The current group of girls I have worked with for over a year now are so much fun. It’s like working every day with my own daughters. Halloween the past two years have been a lot of fun in endo. I was off last year when they decided to dress up like the doctors as a surprise. They sent me photos and it was amazing.

This next photo cracks me up every time I look at it. No, it is not a real patient on the stretcher. I think it might have been Sarah pretending. But anyway Clare has Dr. Heavey down perfectly and Dr. Heavey has us down perfectly. Although we don’t have ear buds in when working in the room but if it is a boring colon we may be messing around on our phone. Dr. Heavey never wears scrubs so seeing him in our scrubs is a hoot.

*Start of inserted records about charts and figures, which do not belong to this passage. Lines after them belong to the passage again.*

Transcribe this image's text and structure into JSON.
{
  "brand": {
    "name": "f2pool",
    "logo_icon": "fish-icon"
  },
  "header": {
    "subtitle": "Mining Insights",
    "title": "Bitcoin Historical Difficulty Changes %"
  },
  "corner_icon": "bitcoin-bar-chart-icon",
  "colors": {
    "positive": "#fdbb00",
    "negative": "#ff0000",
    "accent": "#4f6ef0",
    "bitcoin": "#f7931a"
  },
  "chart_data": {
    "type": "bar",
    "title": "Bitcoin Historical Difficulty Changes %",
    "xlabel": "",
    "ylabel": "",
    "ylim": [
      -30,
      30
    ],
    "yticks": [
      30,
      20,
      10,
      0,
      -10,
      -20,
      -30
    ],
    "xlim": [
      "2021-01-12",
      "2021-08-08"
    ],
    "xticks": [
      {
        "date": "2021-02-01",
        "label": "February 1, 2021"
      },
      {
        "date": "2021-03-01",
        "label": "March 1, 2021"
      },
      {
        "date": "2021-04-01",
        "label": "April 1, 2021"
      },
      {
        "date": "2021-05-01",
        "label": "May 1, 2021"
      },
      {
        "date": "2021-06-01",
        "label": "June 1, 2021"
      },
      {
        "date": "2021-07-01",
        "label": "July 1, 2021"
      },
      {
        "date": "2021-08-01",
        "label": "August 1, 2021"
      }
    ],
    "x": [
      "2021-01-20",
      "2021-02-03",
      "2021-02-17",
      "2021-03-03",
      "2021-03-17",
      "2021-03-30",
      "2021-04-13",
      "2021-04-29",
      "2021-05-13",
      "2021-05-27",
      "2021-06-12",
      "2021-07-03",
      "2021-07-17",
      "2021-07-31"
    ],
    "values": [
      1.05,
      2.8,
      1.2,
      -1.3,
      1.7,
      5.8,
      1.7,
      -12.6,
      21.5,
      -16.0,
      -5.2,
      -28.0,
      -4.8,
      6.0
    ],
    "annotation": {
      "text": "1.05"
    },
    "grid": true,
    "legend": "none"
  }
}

This year Dr. Aymerich decided we should dress up as Pirates for Pirate Booty since we deal with butts all day. Everyone was sure that he would get up late and not participate but he did as well as everyone. We had quite a good time. For the first time ever Dr. Aymerich was actually hot and had the endo room set at 65 instead of 75. He needs to wear his costume every day. Here was our set up outside the room. The treasure chest had pirates booty snacks inside it. Now that has always been a hot commodity in the snack bags for Big Stuf camp. It also worked perfectly with our theme.

Because of the day and how our cases fell we all couldn’t be in the same picture at once. Also the weight loss doctor decided to add an out patient case to our schedule on his non block time so we made him participate as well. Of course I snuck and took his picture while he was busy scoping so he looks super serious.

We are still waiting to hear if we won the Halloween costume contest. I mean I know we should have. However even if we didn’t, we are the most fun unit at St. Clare. We certainly had a great day and I am not going to lie when I came to get the patients for their procedures the looks on their faces when they saw me was priceless. When I sent these to our family group chat my husband immediately responded Big Red (that’s me) looks like Uncle Rico from Napoleon Dynamite.

I took one look at this and absolutely could not stop laughing. My husband can be quite funny.

Mole Moral ~ If you don’t have fun at your job, perhaps it’s time to find a new one. Hopefully these girls will stick around until I retire because it will be the best time ever.